HESI LPN
PN Exit Exam 2023 Quizlet
1. A client with a prescription for a transcutaneous electrical nerve stimulator (TENS) unit for pain management asks how it works. What information should the nurse reinforce?
- A. The discharge of electricity will distract the client's focus from the pain
- B. An infusion of medication in the spinal canal will block pain perception
- C. Pain perception in the cerebral cortex is dulled by the unit's discharge of an electrical stimulus
- D. A mild electrical stimulus on the skin surface closes the gates of nerve conduction for severe pain
Correct answer: D
Rationale: The correct answer is D. TENS works by delivering a mild electrical stimulus that can block pain signals from reaching the brain, effectively reducing the perception of pain. Choice A is incorrect because TENS does not distract from pain but rather interferes with pain signals. Choice B is incorrect as TENS does not involve infusing medication into the spinal canal. Choice C is also incorrect because TENS does not target the cerebral cortex to dull pain perception but rather works at the level of nerve conduction.

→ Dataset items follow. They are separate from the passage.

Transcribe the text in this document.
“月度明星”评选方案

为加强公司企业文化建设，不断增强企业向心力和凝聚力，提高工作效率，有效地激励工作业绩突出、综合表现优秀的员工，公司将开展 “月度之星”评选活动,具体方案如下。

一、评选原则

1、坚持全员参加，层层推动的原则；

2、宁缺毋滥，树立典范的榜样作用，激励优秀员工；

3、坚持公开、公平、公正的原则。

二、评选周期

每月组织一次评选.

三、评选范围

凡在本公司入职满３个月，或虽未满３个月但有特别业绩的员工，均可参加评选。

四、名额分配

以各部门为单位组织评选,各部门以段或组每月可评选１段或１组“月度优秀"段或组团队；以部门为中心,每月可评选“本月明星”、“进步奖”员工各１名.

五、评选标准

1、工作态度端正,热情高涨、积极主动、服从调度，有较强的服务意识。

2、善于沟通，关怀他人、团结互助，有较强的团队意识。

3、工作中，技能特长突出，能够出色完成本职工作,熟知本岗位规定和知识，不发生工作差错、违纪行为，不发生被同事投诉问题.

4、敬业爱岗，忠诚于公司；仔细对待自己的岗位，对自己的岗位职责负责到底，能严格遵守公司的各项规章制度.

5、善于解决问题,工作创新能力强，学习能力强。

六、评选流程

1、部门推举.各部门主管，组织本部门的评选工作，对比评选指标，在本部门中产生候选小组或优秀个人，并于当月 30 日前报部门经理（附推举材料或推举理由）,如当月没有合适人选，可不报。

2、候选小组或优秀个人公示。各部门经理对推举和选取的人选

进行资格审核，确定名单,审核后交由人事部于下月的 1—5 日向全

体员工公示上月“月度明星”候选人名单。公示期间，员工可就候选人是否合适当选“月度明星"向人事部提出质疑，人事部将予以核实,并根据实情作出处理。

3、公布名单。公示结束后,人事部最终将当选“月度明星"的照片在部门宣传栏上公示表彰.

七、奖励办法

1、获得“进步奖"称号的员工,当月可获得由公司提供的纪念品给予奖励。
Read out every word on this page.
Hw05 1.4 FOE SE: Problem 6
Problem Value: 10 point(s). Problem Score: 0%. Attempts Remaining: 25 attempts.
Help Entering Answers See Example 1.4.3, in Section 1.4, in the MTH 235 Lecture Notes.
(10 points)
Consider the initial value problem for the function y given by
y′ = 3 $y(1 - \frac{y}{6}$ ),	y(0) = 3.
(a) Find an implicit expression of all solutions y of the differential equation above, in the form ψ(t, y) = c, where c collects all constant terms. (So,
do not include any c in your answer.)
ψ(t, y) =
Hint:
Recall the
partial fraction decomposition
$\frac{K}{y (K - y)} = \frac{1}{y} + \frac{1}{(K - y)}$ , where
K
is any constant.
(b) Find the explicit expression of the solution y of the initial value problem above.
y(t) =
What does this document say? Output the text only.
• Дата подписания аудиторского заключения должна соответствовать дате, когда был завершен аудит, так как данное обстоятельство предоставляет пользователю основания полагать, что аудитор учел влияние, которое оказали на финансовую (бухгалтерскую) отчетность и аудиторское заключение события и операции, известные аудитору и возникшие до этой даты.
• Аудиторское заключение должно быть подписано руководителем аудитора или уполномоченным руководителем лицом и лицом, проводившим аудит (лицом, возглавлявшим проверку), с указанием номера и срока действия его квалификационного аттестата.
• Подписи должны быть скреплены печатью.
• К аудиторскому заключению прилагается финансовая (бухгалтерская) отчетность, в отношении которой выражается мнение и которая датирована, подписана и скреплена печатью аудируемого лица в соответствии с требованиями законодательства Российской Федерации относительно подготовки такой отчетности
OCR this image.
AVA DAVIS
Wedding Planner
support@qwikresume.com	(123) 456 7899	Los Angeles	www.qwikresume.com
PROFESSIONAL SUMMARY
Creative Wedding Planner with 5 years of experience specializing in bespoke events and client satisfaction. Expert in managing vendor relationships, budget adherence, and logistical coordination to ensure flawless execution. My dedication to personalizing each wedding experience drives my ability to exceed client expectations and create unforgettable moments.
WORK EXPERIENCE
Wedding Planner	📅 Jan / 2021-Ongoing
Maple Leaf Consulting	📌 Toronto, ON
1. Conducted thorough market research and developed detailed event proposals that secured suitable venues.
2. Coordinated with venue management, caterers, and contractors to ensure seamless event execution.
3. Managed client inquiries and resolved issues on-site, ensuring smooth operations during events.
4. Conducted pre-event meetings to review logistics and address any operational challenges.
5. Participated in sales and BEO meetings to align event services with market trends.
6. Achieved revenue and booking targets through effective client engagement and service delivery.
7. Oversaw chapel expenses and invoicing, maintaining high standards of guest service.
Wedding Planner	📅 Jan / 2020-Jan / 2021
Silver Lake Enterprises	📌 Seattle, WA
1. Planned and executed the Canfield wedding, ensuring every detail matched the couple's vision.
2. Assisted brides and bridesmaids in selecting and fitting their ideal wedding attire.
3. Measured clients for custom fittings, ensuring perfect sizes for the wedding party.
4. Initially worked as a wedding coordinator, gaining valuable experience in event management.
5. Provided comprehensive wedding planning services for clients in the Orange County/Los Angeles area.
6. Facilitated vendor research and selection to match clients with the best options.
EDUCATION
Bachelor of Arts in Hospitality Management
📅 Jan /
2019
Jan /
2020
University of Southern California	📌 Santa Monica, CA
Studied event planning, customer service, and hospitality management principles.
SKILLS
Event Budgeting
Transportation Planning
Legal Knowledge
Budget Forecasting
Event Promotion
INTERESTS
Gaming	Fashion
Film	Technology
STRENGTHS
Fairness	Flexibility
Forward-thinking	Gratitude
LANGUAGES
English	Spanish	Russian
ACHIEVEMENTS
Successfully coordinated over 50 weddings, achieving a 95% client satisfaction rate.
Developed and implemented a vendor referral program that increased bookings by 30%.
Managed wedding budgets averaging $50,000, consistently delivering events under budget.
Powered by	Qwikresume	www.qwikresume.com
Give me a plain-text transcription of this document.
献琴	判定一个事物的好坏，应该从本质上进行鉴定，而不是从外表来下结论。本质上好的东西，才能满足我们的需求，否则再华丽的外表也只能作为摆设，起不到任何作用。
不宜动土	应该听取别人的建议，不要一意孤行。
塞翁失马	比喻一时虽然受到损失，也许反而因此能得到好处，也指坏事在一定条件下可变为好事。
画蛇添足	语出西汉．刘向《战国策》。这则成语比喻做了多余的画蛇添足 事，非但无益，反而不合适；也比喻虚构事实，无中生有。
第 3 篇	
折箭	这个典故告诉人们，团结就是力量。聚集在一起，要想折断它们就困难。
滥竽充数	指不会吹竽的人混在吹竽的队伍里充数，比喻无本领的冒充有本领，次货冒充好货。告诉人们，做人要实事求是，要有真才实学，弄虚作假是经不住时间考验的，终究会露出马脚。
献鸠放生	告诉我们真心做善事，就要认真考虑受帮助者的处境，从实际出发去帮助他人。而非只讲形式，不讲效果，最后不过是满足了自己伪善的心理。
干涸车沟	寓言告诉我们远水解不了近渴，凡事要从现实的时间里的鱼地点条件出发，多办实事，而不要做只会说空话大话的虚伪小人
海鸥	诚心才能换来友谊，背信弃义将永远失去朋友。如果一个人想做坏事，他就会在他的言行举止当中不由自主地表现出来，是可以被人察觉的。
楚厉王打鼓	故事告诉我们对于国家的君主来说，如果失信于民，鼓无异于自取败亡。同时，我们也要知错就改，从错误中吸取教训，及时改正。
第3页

2. What is the most effective way to communicate with a patient who has expressive aphasia?
- A. Asking yes or no questions
- B. Encouraging the patient to write responses
- C. Using picture boards or communication cards
- D. Speaking slowly and clearly
Correct answer: C
Rationale: The most effective way to communicate with a patient who has expressive aphasia is by using picture boards or communication cards. These tools allow patients to convey their needs and responses more effectively when they struggle to speak. Using picture boards or communication cards (Choice C) is preferred as it provides a visual aid to support communication. Asking yes or no questions (Choice A) may limit the patient's ability to express themselves fully. Encouraging the patient to write responses (Choice B) may not be suitable if the patient also has difficulty writing due to the aphasia. While speaking slowly and clearly (Choice D) is important, it may not be sufficient to overcome the communication challenges faced by patients with expressive aphasia.
3. A full-term, 24-hour-old infant in the nursery regurgitates and suddenly turns cyanotic. Which immediate intervention should the PN implement?
- A. Stimulate the infant to cry
- B. Give oxygen by positive pressure
- C. Suction the oral and nasal passages
- D. Turn the infant onto the right side
Correct answer: C
Rationale: Suctioning the oral and nasal passages is the correct immediate intervention in this scenario. Regurgitation leading to cyanosis indicates a potential airway obstruction, which requires prompt action to clear. Stimulating the infant to cry (Choice A) may not address the underlying issue of airway obstruction. Giving oxygen by positive pressure (Choice B) can be beneficial, but clearing the airway obstruction takes precedence. Turning the infant onto the right side (Choice D) does not directly address the need to clear the airway.
4. During a fire incident in a long-term care facility's kitchen, which task is most crucial for the PN to perform instead of delegating to UAP?
- A. Close the doors to all residents' rooms
- B. Offer comfort and reassurance to each resident
- C. Identify the method for transporting and evacuating each resident
- D. Provide blankets to each resident for use during evacuation
Correct answer: C
Rationale: During a fire emergency, the most critical task for the PN is to identify the method for transporting and evacuating each resident. This task ensures a safe and organized evacuation plan, which is essential for everyone's safety. Delegating this responsibility to an unlicensed assistive personnel (UAP) may lead to errors or delays in the evacuation process. Closing doors to residents' rooms (Choice A) can help contain the fire but is not as urgent as planning the evacuation. While offering comfort and reassurance (Choice B) is important, it should not take precedence over ensuring a safe evacuation. Providing blankets (Choice D) is helpful but does not directly address the primary concern of safely evacuating residents.
5. When caring for a patient with a fresh tracheostomy, what is the nurse’s first priority?
- A. Providing humidified oxygen
- B. Ensuring the tracheostomy ties are secure
- C. Suctioning the tracheostomy tube as needed
- D. Monitoring for signs of infection
Correct answer: B
Rationale: The correct answer is B: Ensuring the tracheostomy ties are secure. This is the nurse's first priority because it is critical to prevent accidental decannulation, which could compromise the patient’s airway. Providing humidified oxygen, suctioning the tracheostomy tube, and monitoring for signs of infection are important aspects of care but ensuring the tracheostomy ties' security takes precedence to maintain the patient's airway.